Happy Valentine’s Day!
Of course the other thing coming soon is Tax Day on April 17, 2012 – You might be thinking it’s the 15th and it usually is – however- this year the 15th lands on a Sunday and Monday the 16th happens to be Emancipation Day in the District of Columbia. So April 17th is the date for all Federal Tax returns this year.
Thought I’d send you some tax tips in case you’re the kind of person who manages to get them done early (despite the two day ‘extension’).
Here are seven of the most common errors on tax returns. If you can avoid these errors, you’ll greatly minimize the chance of an audit … and NOBODY wants to go through that!
- Mistakes on social security numbers top the list of tax return errors. Make sure all the SSNs on the return are correct. And it’s a good idea to put your SSN on each page of the return in case the pages get separated at the IRS.
- Math errors are another common mistake – especially when subtracting. If you’re not using a computer or tax-preparer carefully check the math.

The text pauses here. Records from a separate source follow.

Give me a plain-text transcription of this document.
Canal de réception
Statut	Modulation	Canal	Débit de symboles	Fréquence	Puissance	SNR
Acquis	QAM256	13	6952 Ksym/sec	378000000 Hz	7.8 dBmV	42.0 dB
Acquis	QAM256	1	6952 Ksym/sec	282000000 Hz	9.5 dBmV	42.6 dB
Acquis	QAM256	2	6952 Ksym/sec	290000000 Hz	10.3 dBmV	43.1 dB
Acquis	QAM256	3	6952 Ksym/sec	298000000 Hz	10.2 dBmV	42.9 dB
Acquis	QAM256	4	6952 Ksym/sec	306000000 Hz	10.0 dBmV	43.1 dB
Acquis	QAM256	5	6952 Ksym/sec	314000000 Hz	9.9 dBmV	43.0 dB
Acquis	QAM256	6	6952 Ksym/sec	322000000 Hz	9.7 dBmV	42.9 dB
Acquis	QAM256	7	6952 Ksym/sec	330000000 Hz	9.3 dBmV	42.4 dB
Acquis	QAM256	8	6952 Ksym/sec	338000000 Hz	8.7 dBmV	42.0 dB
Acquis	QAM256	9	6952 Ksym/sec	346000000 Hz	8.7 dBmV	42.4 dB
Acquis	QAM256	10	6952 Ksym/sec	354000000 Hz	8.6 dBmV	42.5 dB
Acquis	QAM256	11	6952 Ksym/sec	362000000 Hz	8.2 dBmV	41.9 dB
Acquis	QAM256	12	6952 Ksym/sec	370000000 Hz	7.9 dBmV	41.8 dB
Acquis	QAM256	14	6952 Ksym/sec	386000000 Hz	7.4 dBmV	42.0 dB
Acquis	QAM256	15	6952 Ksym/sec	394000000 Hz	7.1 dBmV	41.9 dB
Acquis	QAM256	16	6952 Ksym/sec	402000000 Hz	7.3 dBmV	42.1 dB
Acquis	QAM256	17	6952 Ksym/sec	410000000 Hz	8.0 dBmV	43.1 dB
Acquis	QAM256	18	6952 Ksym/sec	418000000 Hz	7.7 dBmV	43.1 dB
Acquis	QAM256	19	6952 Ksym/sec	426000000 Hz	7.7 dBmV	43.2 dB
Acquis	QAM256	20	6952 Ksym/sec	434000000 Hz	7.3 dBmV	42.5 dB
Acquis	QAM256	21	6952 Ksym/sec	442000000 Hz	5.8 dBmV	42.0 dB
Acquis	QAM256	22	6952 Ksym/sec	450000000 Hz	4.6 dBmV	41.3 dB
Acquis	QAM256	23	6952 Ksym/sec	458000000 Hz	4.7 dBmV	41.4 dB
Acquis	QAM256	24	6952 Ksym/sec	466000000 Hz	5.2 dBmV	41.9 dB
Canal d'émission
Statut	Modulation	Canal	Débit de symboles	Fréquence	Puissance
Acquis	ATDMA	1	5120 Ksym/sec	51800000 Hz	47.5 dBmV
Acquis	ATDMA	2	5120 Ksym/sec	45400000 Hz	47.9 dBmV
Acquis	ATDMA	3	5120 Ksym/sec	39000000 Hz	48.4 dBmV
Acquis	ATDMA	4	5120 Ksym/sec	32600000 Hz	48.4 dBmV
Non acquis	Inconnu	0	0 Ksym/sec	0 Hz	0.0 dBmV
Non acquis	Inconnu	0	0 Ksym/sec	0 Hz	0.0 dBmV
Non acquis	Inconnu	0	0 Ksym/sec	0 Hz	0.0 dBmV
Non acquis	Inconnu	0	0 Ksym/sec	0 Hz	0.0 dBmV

- Forgetting to sign and date the return. Yeah, happens all the time. And remember for a married couple filing a joint return, both must sign.
- Failing to attach all the paperwork – like W-2s.
- Putting income in the wrong place. This is interesting. If you record dividend income as interest income – like for mutual funds – the IRS computers will probably see that as under-reporting dividend income, because they get that information from the mutual fund companies. Then the hassles begin.
- Failing to file because you can’t pay in full. BIG MISTAKE! File your return on time, even if you can’t pay the tax due. Willful failure to file is a federal crime. You’ll only pay interest on amounts past due.
- Failing to file when no tax is due. I guess it happens. You’ve got to file the return whether you owe any money or not.
There’s lots of information on the Internet to help you avoid problems. Just do a search on “common tax errors”.
All of us here at Hejny Insurance Agency wish you a joyous tax season! OK … how about a reasonably fun tax season? OK … good luck, we hope you get through it. How’s that?
Seriously, though, I hope this information was helpful to you. Thanks for your business!